How we cite our quotes: Citations follow this format: (Part.Chapter.Paragraph)
Quote #37
We stumbled over one another to get out of the cab at the roadhouse, a hillbilly roadhouse near the hills, and went in and ordered beers. Everything was collapsing, and to make things inconceivably more frantic there was an ecstatic spastic fellow in the bar who threw his arms around Dean and moaned in his face, and Dean went mad again with sweats and insanity, and to add still more to the unbearable confusion Dean rushed out the next moment and stole a car right from the driveway and took a dash to downtown Denver and came back with a newer, better one. [...] All the bitterness and madness of his entire Denver life was blasting out of his system like daggers. His face was red and sweaty and mean. (III.7.14)

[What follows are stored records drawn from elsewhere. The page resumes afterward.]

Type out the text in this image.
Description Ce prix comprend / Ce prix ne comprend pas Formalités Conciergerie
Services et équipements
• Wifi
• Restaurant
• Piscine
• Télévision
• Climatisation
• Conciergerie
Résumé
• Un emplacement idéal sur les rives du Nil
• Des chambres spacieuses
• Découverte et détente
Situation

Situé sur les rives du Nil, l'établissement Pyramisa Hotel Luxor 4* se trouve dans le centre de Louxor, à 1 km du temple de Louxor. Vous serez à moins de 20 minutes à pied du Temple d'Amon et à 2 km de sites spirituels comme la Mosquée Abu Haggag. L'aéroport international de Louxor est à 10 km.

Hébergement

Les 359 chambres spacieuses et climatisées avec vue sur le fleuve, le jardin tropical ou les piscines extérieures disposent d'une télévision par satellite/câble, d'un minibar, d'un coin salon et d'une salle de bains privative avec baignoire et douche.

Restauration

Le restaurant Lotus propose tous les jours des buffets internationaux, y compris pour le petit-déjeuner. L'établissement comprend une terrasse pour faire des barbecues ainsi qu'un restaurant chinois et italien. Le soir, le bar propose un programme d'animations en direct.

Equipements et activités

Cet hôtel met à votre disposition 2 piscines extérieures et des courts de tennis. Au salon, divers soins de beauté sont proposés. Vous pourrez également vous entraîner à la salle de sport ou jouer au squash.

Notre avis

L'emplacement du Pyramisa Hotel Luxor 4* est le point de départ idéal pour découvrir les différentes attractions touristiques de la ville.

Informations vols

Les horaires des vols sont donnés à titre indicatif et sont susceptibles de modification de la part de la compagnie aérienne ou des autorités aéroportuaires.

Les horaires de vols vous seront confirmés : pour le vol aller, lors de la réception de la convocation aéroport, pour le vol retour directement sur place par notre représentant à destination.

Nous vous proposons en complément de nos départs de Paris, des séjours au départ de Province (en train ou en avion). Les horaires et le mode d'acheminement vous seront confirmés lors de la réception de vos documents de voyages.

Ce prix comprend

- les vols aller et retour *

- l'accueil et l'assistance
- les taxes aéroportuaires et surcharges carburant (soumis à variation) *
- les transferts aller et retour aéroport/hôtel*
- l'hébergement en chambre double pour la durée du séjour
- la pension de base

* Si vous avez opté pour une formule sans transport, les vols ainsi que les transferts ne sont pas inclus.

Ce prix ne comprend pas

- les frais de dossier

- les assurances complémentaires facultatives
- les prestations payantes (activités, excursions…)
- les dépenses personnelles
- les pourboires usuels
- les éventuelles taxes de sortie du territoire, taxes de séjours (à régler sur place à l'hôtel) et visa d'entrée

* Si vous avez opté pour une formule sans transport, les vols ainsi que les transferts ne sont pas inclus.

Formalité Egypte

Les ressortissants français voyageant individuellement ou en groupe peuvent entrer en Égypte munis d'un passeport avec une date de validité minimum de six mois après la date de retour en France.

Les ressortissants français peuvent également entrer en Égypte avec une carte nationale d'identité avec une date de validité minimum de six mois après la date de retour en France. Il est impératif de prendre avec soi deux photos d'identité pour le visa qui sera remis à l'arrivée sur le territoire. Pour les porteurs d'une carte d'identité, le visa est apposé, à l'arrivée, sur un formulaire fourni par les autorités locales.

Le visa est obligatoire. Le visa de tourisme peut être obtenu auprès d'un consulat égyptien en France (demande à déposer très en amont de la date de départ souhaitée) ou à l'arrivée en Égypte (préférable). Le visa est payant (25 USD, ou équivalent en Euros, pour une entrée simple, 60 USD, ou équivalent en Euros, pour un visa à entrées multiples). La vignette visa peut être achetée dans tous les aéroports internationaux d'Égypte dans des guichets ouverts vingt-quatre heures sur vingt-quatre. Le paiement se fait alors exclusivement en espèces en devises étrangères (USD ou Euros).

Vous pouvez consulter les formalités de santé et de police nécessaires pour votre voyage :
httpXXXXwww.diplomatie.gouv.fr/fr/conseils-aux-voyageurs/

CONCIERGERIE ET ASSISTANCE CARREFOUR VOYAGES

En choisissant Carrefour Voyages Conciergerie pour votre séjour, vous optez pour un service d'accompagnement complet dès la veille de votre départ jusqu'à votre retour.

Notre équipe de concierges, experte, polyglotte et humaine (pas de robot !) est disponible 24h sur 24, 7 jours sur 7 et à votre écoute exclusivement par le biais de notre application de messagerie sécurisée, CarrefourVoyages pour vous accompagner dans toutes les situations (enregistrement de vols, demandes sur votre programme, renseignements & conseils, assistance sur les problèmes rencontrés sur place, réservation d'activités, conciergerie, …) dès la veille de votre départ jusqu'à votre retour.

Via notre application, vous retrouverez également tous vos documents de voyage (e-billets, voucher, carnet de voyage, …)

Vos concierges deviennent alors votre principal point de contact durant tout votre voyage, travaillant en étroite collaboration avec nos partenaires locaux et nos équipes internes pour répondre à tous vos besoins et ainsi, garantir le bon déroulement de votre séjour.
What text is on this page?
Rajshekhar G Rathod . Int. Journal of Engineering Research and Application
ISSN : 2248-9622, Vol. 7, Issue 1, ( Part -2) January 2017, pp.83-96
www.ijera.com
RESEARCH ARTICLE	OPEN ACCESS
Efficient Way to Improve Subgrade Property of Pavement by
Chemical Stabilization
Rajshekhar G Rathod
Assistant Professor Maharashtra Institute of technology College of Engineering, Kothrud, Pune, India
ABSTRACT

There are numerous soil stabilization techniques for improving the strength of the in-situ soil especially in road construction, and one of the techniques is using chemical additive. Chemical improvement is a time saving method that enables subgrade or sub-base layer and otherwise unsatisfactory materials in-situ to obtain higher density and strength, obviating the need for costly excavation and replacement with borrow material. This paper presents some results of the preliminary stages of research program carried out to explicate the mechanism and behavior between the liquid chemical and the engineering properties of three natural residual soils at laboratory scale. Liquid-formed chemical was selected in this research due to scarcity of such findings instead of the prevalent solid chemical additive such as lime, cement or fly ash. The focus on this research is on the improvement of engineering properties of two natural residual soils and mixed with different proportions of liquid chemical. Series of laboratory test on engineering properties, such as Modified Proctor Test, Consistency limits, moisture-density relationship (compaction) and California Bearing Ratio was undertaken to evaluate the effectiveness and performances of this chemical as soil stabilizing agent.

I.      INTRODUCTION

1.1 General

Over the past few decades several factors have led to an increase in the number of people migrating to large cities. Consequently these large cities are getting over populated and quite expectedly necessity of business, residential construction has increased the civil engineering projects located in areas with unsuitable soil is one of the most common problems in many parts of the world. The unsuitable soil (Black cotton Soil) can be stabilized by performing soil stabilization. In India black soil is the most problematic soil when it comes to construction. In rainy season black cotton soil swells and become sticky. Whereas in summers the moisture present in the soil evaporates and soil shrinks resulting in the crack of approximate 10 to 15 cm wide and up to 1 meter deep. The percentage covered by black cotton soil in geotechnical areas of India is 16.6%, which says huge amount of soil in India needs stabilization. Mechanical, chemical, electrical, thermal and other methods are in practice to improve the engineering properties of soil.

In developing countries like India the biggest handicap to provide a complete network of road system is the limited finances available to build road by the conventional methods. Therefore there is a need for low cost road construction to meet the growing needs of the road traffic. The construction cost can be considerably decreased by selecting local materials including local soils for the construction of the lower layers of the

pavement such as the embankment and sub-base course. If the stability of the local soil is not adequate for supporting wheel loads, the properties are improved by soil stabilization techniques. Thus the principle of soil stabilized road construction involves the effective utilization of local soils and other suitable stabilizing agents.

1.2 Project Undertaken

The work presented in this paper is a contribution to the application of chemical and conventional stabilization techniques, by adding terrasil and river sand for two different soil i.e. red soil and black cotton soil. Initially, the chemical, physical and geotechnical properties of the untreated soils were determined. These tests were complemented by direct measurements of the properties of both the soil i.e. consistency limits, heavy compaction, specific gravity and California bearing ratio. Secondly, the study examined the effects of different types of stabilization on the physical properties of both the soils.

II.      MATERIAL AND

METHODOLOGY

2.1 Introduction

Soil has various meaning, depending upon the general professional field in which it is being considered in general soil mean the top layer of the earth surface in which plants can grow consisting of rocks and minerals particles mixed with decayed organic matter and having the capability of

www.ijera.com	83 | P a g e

Sal earlier related Dean’s madness to his criminal past, and here the act of theft brings about madness in Dean – or vice versa, with his madness driving him to theft and the ways of his youth.
Quote #38
"Well, it’s about time!" said the Broadway Sam travel-bureau boss. "I thought you’d gone off with that Cadillac."
"It’s my responsibility," I said, "don’t worry" - and said that because Dean was in such obvious frenzy everybody could guess his madness. (III.8.9, III.8.10)
Because of Dean’s madness, Sal is forced to take control and responsibility.
Quote #39
"Is he your brother?" the boys asked in the back seat. "He’s a devil with a car, isn’t he? - and according to his story he must be with the women."
"He’s mad," I said, "and yes, he’s my brother." I saw Dean coming back with the farmer in his tractor. (III.8.14, III.8.15)
Sal confesses Dean’s madness as though it is a simple fact, an element of his character, just like hair or eye color.